Hi, we've got an Ambassador (2000) and though the check trans light has never come on, the range inhibit lamp always glows red (never has been green) and only comes on bright red briefly as a check it is working when the ignition is turned on. If thr gearbox operates ok - ie uses all the gears - the range is not being inhibited, as it would be if there was a gearbox fault. If the Allison guy says there is nothing wrong, I would believe him! Enjoy!


----------



## 7149capricorn (Jul 31, 2008)

Hi, we've got an Ambassador (2000) and though the check trans light has never come on, the range inhibit lamp always glows red (never has been green) and only comes on bright red briefly as a check it is working when the ignition is turned on. If thr gearbox operates ok - ie uses all the gears - the range is not being inhibited, as it would be if there was a gearbox fault. If the Allison guy says there is nothing wrong, I would believe him! Enjoy!


----------



## 113697 (Jun 25, 2008)

7149capricorn said:


> Hi, we've got an Ambassador (2000) and though the check trans light has never come on, the range inhibit lamp always glows red (never has been green) and only comes on bright red briefly as a check it is working when the ignition is turned on.
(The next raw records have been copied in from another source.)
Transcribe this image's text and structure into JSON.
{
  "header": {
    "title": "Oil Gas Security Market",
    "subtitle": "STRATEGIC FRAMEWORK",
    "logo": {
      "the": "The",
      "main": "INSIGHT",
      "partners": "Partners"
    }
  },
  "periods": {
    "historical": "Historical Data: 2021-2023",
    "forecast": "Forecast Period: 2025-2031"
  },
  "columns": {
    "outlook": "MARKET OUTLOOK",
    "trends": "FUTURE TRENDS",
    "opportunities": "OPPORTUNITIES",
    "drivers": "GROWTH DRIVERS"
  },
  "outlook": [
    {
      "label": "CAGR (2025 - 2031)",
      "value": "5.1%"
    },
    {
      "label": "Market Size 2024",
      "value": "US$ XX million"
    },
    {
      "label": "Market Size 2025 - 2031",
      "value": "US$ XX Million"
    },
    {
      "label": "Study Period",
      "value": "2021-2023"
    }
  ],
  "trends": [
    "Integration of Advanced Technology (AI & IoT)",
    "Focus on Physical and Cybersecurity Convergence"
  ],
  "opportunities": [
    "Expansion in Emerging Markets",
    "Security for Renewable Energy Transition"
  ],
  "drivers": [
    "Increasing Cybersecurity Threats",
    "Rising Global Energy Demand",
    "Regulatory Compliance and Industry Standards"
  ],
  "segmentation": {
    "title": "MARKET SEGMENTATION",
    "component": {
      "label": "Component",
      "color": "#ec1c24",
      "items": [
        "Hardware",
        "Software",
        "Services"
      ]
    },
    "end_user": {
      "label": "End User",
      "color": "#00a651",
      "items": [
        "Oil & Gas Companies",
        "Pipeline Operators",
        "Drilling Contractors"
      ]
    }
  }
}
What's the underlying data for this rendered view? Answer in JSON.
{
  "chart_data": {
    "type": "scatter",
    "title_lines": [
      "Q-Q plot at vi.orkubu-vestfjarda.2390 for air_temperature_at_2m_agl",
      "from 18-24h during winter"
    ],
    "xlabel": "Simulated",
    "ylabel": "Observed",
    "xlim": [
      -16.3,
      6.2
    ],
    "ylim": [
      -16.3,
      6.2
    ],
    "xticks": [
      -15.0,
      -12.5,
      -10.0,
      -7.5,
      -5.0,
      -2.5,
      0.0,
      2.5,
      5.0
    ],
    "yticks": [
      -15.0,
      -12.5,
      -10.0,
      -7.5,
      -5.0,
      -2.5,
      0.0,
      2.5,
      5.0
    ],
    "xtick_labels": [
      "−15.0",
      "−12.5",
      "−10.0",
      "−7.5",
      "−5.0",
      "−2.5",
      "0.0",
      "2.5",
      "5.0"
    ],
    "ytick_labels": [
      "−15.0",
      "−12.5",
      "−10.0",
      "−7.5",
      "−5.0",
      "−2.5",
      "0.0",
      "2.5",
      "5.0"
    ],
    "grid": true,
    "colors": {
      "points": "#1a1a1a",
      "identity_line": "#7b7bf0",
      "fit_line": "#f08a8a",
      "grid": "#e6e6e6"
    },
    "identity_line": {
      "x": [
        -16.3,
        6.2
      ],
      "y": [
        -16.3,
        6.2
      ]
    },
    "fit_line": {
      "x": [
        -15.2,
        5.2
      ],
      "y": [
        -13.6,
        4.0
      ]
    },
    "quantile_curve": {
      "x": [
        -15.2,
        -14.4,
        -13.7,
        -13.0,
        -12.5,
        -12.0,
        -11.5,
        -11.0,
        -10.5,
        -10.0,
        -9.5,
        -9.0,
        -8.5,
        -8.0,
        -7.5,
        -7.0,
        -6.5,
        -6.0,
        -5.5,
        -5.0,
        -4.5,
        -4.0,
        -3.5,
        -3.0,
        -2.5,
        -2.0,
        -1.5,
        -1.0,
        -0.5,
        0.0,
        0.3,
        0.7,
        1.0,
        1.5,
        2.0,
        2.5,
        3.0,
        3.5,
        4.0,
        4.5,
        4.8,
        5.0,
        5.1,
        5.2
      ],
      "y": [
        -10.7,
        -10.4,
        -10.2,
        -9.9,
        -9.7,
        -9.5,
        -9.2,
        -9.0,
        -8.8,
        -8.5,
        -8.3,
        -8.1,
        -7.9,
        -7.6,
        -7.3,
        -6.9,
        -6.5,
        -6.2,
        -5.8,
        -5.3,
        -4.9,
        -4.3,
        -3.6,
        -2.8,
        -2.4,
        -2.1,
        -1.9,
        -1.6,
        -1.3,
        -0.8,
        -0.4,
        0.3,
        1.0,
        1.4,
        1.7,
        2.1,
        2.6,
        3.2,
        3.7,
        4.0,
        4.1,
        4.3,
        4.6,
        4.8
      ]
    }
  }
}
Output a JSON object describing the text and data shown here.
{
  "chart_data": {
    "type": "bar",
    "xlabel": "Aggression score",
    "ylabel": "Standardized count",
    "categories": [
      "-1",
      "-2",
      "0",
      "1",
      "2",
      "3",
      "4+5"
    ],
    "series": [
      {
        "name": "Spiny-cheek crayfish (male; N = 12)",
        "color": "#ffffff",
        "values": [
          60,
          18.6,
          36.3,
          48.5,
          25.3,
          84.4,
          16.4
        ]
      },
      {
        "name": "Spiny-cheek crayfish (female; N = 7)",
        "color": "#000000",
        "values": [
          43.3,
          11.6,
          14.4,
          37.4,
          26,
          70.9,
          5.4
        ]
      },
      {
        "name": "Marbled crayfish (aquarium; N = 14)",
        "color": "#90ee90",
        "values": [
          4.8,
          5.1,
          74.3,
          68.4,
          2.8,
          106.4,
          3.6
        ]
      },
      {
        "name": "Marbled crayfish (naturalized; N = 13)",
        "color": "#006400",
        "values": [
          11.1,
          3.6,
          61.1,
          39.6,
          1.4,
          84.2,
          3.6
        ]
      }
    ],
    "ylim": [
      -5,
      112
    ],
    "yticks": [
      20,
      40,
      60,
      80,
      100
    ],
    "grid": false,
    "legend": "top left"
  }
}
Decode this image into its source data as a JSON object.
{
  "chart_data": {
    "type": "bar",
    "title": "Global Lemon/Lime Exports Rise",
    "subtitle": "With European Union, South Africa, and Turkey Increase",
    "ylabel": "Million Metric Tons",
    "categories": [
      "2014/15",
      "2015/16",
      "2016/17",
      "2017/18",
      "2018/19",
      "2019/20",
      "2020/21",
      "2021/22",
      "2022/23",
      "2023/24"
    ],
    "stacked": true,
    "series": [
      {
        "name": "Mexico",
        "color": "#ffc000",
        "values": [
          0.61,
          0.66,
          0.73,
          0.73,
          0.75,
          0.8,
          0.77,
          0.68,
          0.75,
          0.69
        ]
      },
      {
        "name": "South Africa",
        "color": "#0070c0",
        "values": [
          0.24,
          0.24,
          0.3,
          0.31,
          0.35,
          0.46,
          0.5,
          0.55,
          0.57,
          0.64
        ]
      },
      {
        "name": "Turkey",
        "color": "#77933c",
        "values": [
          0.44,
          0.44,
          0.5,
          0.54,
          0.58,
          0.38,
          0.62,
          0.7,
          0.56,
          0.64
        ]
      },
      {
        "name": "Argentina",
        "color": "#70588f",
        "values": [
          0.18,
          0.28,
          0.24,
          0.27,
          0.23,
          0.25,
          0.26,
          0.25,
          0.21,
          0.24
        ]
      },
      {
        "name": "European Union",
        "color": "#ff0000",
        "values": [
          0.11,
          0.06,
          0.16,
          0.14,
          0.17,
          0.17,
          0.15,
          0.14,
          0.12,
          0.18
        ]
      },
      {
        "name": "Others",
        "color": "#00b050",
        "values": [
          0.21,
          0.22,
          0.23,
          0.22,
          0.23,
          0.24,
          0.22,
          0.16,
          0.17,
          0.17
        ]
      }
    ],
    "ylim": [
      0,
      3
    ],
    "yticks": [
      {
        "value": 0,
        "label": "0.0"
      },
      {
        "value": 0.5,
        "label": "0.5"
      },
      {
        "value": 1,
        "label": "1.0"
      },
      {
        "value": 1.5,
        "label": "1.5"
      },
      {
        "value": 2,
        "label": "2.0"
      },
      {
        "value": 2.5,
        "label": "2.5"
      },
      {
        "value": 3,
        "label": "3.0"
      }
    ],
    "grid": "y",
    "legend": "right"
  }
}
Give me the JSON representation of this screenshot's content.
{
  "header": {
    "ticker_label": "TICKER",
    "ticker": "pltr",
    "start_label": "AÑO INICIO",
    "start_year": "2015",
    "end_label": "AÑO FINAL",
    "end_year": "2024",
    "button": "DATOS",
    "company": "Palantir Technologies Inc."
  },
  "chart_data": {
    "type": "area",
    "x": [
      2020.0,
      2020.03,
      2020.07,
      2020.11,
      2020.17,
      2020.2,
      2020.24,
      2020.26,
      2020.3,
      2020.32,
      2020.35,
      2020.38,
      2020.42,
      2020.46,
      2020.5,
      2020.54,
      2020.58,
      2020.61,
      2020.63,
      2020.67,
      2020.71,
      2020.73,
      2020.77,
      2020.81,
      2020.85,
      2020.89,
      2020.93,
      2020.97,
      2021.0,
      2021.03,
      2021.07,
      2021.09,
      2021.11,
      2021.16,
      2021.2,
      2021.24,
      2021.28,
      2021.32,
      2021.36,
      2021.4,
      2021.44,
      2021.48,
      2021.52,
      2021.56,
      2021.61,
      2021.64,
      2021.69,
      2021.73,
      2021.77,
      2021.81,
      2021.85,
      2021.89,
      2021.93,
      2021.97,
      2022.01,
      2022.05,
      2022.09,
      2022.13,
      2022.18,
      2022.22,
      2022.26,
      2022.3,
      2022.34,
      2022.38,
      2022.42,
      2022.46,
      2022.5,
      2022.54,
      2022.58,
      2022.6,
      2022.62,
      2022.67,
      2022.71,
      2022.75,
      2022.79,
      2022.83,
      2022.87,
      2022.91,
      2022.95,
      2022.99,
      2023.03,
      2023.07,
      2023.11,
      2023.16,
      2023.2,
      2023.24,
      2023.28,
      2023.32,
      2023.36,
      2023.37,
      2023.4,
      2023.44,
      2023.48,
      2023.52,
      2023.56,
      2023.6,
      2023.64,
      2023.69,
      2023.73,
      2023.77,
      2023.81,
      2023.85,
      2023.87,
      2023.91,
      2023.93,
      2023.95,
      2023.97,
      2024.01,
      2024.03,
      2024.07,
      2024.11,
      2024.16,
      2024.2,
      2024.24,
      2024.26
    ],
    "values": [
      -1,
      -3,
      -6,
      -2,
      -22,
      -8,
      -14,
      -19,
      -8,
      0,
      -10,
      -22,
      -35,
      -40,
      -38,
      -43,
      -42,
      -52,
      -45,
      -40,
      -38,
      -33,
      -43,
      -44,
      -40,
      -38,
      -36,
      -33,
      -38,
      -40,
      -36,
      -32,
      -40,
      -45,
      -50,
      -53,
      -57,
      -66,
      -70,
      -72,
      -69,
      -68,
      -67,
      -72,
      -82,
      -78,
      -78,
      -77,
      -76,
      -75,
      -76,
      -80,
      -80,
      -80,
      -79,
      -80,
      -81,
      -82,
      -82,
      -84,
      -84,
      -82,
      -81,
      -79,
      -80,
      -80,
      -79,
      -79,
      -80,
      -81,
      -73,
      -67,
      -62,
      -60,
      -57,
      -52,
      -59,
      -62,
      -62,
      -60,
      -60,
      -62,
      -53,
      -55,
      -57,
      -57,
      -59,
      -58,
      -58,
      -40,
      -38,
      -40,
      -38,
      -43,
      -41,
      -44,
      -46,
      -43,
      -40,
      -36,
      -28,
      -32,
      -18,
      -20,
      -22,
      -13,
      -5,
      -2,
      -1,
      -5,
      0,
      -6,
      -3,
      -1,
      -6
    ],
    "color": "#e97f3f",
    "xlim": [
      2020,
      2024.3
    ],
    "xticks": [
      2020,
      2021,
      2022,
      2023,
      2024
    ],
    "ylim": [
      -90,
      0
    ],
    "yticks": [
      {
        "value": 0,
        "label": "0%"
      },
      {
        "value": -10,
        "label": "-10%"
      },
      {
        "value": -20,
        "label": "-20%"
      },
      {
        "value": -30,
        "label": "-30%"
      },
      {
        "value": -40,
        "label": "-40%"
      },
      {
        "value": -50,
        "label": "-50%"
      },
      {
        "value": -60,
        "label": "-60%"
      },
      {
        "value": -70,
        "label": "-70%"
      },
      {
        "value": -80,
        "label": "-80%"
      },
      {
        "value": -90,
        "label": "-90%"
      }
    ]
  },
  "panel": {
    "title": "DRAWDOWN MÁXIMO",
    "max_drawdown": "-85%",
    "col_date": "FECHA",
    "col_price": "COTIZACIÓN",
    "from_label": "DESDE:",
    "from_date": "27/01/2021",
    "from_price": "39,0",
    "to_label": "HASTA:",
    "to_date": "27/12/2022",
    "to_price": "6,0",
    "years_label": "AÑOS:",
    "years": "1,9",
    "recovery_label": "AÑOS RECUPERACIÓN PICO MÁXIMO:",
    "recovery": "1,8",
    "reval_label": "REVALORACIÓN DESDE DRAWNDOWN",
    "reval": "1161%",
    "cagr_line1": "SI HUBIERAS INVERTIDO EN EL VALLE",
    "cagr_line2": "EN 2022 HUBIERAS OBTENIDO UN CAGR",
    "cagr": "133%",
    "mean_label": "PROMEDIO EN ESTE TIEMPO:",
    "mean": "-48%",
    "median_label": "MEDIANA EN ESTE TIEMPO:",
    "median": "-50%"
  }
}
If thr gearbox operates ok - ie uses all the gears - the range is not being inhibited, as it would be if there was a gearbox fault. If the Allison guy says there is nothing wrong, I would believe him! Enjoy!


Hi thank you for coming back to us, at least we now know that there is not a problem with the inhibit light, we think we must have a wiring problem because the check trans light keeps coming on, the abs fuse keeps blowing as well. we did not get any owners manuals with our rv so we are working blind so to speak.


----------